Weiss and Martin wanted to spark ideas for the posters. They showed students artwork. It was by other artists. And they got the kids asking questions: How can I support someone? How has someone supported me?
Then the kids put up their posters. They put them around town. There were more than 150 posters. They were in English and in Spanish. “Kids just ran with it,” Weiss says.COURTESY ASHERAH WEISS
Martin invited kids to record pep talks for the telephone hotline. What happens when you ask a kid for advice? “They can immediately come up with three or four different ideas,” Martin says. This is “a testament to the amazing teachers and families that have been helping them over the past few years,” she says.
Making an Impact
So far, the PepToc Hotline has gotten nearly 5 million calls. They’re from all over the world (see “Going Global”). Why is the hotline so popular? “People need something to make them feel good in these times,” Darin Juric told TFK. He’s a fifth grader at West Side.
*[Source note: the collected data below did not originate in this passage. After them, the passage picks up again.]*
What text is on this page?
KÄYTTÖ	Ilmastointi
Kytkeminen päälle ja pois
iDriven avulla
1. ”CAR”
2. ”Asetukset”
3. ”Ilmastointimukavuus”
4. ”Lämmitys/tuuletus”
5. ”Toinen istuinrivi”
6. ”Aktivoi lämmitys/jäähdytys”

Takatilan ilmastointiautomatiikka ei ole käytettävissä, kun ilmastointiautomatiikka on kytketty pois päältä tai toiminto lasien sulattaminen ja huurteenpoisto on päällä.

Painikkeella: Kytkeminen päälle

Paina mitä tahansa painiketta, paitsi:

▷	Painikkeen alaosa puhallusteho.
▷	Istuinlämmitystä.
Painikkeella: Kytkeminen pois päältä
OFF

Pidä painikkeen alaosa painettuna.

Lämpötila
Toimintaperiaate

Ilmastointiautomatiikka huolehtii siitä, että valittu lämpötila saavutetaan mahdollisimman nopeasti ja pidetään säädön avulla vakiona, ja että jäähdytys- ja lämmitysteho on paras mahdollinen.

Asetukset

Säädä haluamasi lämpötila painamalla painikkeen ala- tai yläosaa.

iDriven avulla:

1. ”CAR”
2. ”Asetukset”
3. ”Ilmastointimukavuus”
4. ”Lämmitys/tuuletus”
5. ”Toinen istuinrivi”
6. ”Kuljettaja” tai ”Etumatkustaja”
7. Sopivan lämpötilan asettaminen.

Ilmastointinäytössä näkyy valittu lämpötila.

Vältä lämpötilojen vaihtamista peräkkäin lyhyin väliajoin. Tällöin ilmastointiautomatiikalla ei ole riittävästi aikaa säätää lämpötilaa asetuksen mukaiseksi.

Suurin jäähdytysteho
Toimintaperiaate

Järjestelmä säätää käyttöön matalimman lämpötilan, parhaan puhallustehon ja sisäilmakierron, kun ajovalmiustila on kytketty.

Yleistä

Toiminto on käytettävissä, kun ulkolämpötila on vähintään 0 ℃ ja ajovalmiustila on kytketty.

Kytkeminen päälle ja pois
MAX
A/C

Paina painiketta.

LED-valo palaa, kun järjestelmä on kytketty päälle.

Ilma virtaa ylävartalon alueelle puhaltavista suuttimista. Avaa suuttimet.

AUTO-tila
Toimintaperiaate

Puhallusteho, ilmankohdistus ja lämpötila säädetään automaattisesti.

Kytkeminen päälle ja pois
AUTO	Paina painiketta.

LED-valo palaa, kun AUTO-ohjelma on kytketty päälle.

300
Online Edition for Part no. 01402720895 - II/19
Rima Meechan is the principal. “We all just needed something positive,” she says. “We needed a light.”
Weiss thinks there’s a lesson in the project. Small acts can have a big impact. “If you have an idea, just try to do it and see what happens,” she says.
Martin agrees. “I think kids really need to understand that they have extraordinary power,” she says. “It really does just take a few words of kindness to uplift the world.”
West Side students know this. They’re thinking about new messages. They plan to record them for the PepToc Hotline.
The PepToc Hotline has fans around the world. They’re in Argentina, Australia, and France. They’re in Germany and Mexico. And they’re in the Netherlands, New Zealand, and South Africa.
Bella Yana Abel is “incredibly surprised” by this. She’s a fifth grader at West Side. “It started as a little hotline at a little school in a little town, and suddenly it’s worldwide famous,” she says. But “people should know that PepToc isn’t about being famous,” she adds. “It’s about making people happy.”